Oliver William Wolters, Goldwin Smith Professor of Southeast Asian History emeritus, died Dec. 5 in Ithaca. He was 85.

Wolters was born in Reading, England, in 1915, received his B.A. from Lincoln College, Oxford University, in 1937 and his Ph.D. from the University of London in 1961. He was in the Malayan Civil Service from 1937 to 1957, when he became a lecturer in Southeast Asian history at the School of Oriental and African Studies in the University of London. He began teaching at Cornell in 1963.

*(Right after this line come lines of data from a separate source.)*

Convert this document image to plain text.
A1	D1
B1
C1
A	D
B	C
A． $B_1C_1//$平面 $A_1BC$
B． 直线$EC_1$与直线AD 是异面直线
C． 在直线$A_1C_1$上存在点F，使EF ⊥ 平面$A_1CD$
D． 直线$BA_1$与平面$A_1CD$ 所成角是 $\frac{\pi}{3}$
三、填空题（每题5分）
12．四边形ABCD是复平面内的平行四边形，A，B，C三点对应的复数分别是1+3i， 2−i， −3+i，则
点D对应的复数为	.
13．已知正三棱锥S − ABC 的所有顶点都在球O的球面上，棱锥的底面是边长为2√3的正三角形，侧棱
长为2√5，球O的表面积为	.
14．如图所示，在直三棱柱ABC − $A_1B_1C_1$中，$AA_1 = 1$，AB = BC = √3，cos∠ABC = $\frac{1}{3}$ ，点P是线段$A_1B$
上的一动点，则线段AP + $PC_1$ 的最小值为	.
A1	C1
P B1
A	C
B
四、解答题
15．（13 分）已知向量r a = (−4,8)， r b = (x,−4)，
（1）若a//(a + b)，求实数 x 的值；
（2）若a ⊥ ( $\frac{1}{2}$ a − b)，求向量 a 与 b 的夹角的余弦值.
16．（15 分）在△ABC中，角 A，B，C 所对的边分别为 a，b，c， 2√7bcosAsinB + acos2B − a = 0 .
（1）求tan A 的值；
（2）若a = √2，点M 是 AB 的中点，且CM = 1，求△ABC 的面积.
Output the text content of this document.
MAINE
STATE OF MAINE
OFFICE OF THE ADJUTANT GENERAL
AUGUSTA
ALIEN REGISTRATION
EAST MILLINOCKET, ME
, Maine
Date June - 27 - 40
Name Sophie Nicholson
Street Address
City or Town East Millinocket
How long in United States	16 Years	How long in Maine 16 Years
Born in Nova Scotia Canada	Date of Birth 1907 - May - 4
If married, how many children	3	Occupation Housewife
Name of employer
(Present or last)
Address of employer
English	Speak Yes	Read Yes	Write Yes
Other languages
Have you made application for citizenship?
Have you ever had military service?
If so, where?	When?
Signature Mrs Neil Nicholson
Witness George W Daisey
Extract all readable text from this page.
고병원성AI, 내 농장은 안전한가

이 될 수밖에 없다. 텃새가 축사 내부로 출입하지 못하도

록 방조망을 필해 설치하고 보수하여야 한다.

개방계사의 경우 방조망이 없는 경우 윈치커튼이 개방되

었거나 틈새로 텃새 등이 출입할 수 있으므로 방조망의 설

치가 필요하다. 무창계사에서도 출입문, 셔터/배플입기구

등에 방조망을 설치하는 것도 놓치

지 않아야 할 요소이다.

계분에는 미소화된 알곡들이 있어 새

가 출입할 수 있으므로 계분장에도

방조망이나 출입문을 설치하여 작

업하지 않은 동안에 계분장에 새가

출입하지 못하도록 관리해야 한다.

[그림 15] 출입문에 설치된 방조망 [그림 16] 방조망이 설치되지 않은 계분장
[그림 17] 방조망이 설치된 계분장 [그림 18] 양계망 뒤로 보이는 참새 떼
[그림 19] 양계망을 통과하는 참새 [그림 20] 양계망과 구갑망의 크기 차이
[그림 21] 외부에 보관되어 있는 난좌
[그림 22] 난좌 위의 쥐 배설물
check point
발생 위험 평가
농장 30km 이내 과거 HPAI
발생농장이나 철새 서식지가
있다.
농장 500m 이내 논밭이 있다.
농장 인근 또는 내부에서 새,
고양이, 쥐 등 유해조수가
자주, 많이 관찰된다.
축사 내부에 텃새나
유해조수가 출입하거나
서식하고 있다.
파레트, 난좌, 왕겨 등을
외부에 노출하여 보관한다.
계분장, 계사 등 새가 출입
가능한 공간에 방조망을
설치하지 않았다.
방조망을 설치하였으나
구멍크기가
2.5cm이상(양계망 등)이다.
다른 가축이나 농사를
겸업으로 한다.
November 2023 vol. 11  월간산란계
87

His doctoral dissertation, Early Indonesian Studies and the Origins of Srivijaya, was published by the Cornell University Press in 1967. Wolters' teaching and research spanned early Southeast Asia. His first focus was Indonesia, and his Fall of Srivijaya in Malay History was published in 1970. While he maintained interest in early Indonesia, Wolters embarked upon research concerning ancient Cambodia and Vietnam in the 13th and 14th centuries. In 1982, he wrote a general survey of the region first published in Singapore as the History, Culture and Region in Southeast Asia Perspectives. The survey was republished in 1999 by Cornell's Southeast Asia Program with a postscript longer than the original text. In 1988, Wolters' Two Essays on Dai-Viet in the Fourteenth Century was published by the Yale Southeast Studies Council. In the final years of his life he was experimenting with a dialogue narrative set in 14th century Vietnam.

Wolters was a recipient of the Distinguished Scholarship Award of the Association of Asian Studies in 1990, the group's most prestigious honor. He chaired the Department of Asian Studies at Cornell from 1970 to 1972, was senior editor of the Vietnam Forum from 1985 to 1995, a trustee of the Breezewood Foundation, Md., from 1964 to 1984, a 1972-73 Guggenheim Fellow and a 1982 Bellagio Fellow of the Rockefeller Foundation. He was a visiting fellow of the Australian National University, Canberra, in 1984. He also accompanied several archaeological expeditions to southern Sumatra and taught in China in 1985.

He is survived by his wife, Euteen Wolters; daughter Pamela Gwyneth Gillespie of Cortland, N.Y.; and son Nigel Christopher Wolters of Seattle.